"Incoherency" is the inevitable result of the situation that the RCC found itself in after Vat. II regarding the ecumenical status of the post-schism Western councils, and thus the dogmatic status of their pronouncements.
Oh, I do understand why
there is incoherence... but that doesn't make it less incoherent.
By derogating this position, however slightly, the RCC opened the door to the possibility that maybe those councils really weren't ecumenical, and thus maybe those pronouncements really weren't dogmatic.
First of all, there's no evidence that any significant part of the RCC would accept that such a possibility exists. The RCC still teaches these dogmas as they were true and universally binding.
Second, if the pronouncements aren't dogmatic, then there is a very serious problem, namely that if these dogmatic pronouncements aren't really dogmatic, they are false and heretical. If papal infallibility is not dogma, it cannot be a theologoumenon- it is plainly false. The doctrine, by its nature, allows for no middle way.
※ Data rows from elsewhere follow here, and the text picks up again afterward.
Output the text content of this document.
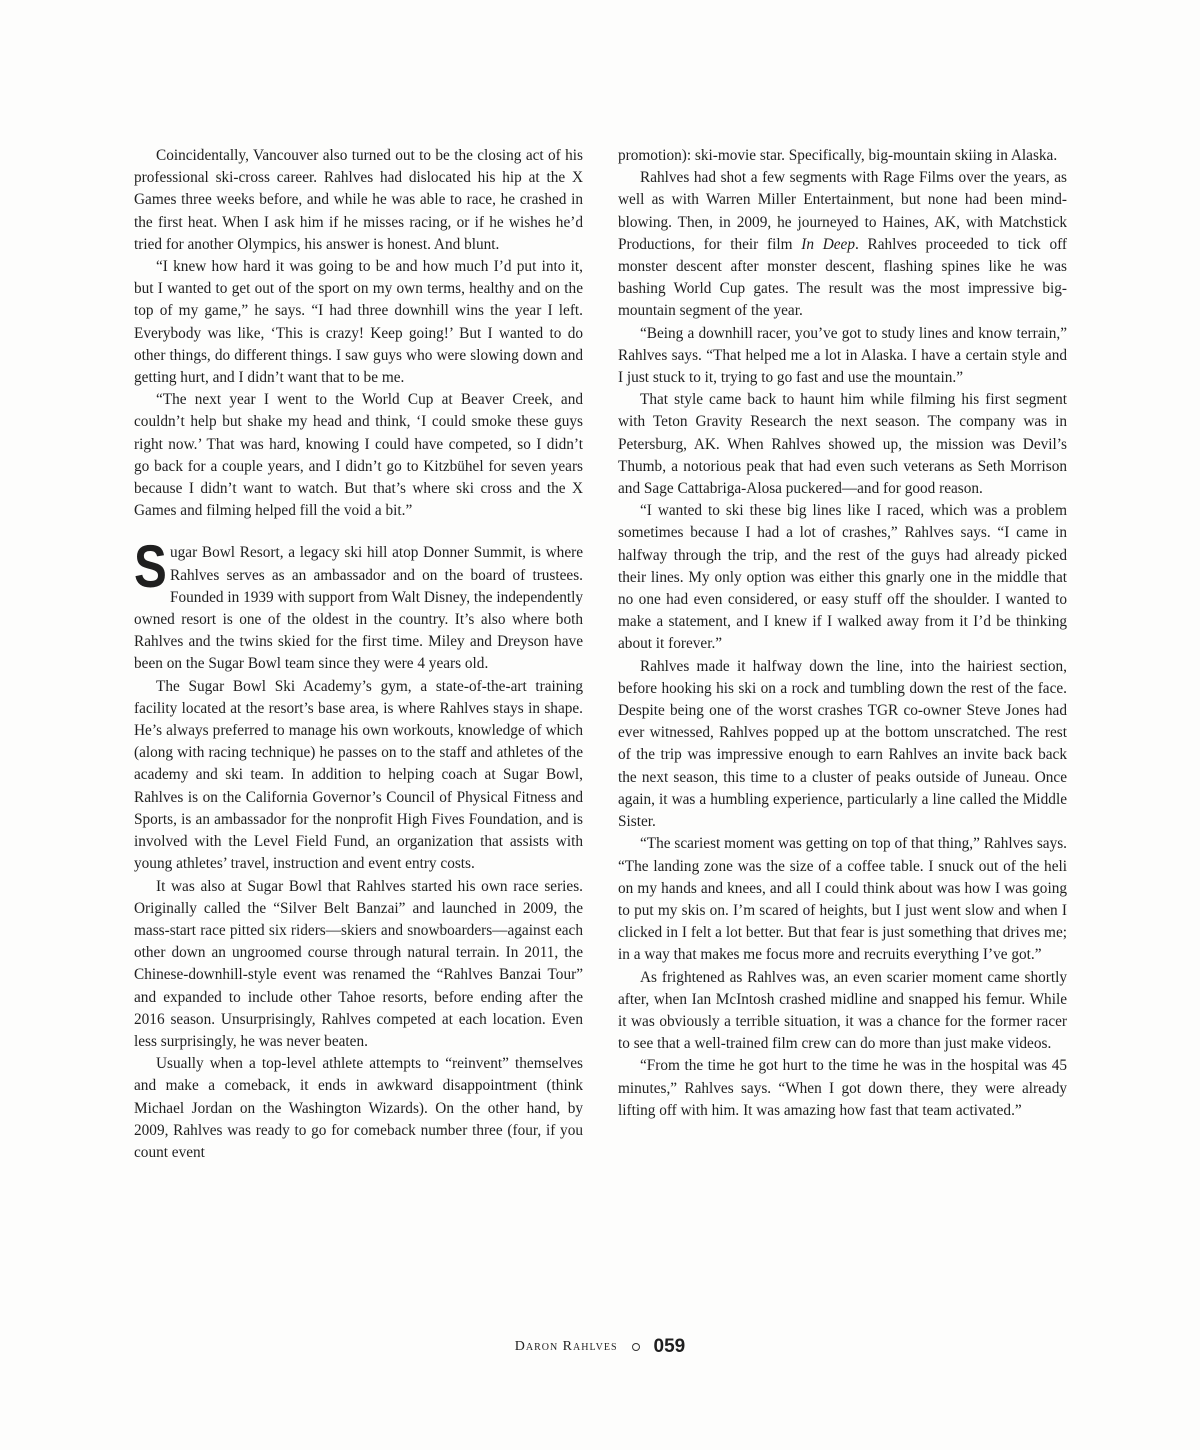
Coincidentally, Vancouver also turned out to be the closing act of his professional ski-cross career. Rahlves had dislocated his hip at the X Games three weeks before, and while he was able to race, he crashed in the first heat. When I ask him if he misses racing, or if he wishes he’d tried for another Olympics, his answer is honest. And blunt.

“I knew how hard it was going to be and how much I’d put into it, but I wanted to get out of the sport on my own terms, healthy and on the top of my game,” he says. “I had three downhill wins the year I left. Everybody was like, ‘This is crazy! Keep going!’ But I wanted to do other things, do different things. I saw guys who were slowing down and getting hurt, and I didn’t want that to be me.

“The next year I went to the World Cup at Beaver Creek, and couldn’t help but shake my head and think, ‘I could smoke these guys right now.’ That was hard, knowing I could have competed, so I didn’t go back for a couple years, and I didn’t go to Kitzbühel for seven years because I didn’t want to watch. But that’s where ski cross and the X Games and filming helped fill the void a bit.”

Sugar Bowl Resort, a legacy ski hill atop Donner Summit, is where Rahlves serves as an ambassador and on the board of trustees. Founded in 1939 with support from Walt Disney, the independently owned resort is one of the oldest in the country. It’s also where both Rahlves and the twins skied for the first time. Miley and Dreyson have been on the Sugar Bowl team since they were 4 years old.

The Sugar Bowl Ski Academy’s gym, a state-of-the-art training facility located at the resort’s base area, is where Rahlves stays in shape. He’s always preferred to manage his own workouts, knowledge of which (along with racing technique) he passes on to the staff and athletes of the academy and ski team. In addition to helping coach at Sugar Bowl, Rahlves is on the California Governor’s Council of Physical Fitness and Sports, is an ambassador for the nonprofit High Fives Foundation, and is involved with the Level Field Fund, an organization that assists with young athletes’ travel, instruction and event entry costs.

It was also at Sugar Bowl that Rahlves started his own race series. Originally called the “Silver Belt Banzai” and launched in 2009, the mass-start race pitted six riders—skiers and snowboarders—against each other down an ungroomed course through natural terrain. In 2011, the Chinese-downhill-style event was renamed the “Rahlves Banzai Tour” and expanded to include other Tahoe resorts, before ending after the 2016 season. Unsurprisingly, Rahlves competed at each location. Even less surprisingly, he was never beaten.

Usually when a top-level athlete attempts to “reinvent” themselves and make a comeback, it ends in awkward disappointment (think Michael Jordan on the Washington Wizards). On the other hand, by 2009, Rahlves was ready to go for comeback number three (four, if you count event

promotion): ski-movie star. Specifically, big-mountain skiing in Alaska.

Rahlves had shot a few segments with Rage Films over the years, as well as with Warren Miller Entertainment, but none had been mind-blowing. Then, in 2009, he journeyed to Haines, AK, with Matchstick Productions, for their film In Deep. Rahlves proceeded to tick off monster descent after monster descent, flashing spines like he was bashing World Cup gates. The result was the most impressive big-mountain segment of the year.

“Being a downhill racer, you’ve got to study lines and know terrain,” Rahlves says. “That helped me a lot in Alaska. I have a certain style and I just stuck to it, trying to go fast and use the mountain.”

That style came back to haunt him while filming his first segment with Teton Gravity Research the next season. The company was in Petersburg, AK. When Rahlves showed up, the mission was Devil’s Thumb, a notorious peak that had even such veterans as Seth Morrison and Sage Cattabriga-Alosa puckered—and for good reason.

“I wanted to ski these big lines like I raced, which was a problem sometimes because I had a lot of crashes,” Rahlves says. “I came in halfway through the trip, and the rest of the guys had already picked their lines. My only option was either this gnarly one in the middle that no one had even considered, or easy stuff off the shoulder. I wanted to make a statement, and I knew if I walked away from it I’d be thinking about it forever.”

Rahlves made it halfway down the line, into the hairiest section, before hooking his ski on a rock and tumbling down the rest of the face. Despite being one of the worst crashes TGR co-owner Steve Jones had ever witnessed, Rahlves popped up at the bottom unscratched. The rest of the trip was impressive enough to earn Rahlves an invite back back the next season, this time to a cluster of peaks outside of Juneau. Once again, it was a humbling experience, particularly a line called the Middle Sister.

“The scariest moment was getting on top of that thing,” Rahlves says. “The landing zone was the size of a coffee table. I snuck out of the heli on my hands and knees, and all I could think about was how I was going to put my skis on. I’m scared of heights, but I just went slow and when I clicked in I felt a lot better. But that fear is just something that drives me; in a way that makes me focus more and recruits everything I’ve got.”

As frightened as Rahlves was, an even scarier moment came shortly after, when Ian McIntosh crashed midline and snapped his femur. While it was obviously a terrible situation, it was a chance for the former racer to see that a well-trained film crew can do more than just make videos.

“From the time he got hurt to the time he was in the hospital was 45 minutes,” Rahlves says. “When I got down there, they were already lifting off with him. It was amazing how fast that team activated.”

Daron Rahlves 059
As silly as this sounds, I don't see any other way they could have proceded, since making an abrupt about-face on matters of such consequence would have undoubtedly induced a new schism, without necessarily healing the old.
Well, the question is: what is true? Is Papal infallibility true or not? If it is false, then rejection of falsehood and respect for the truth should transcend any concerns about schism. The Saints did not hesitate to proclaim truth and condemn heresy, even if it alienated them from the majority.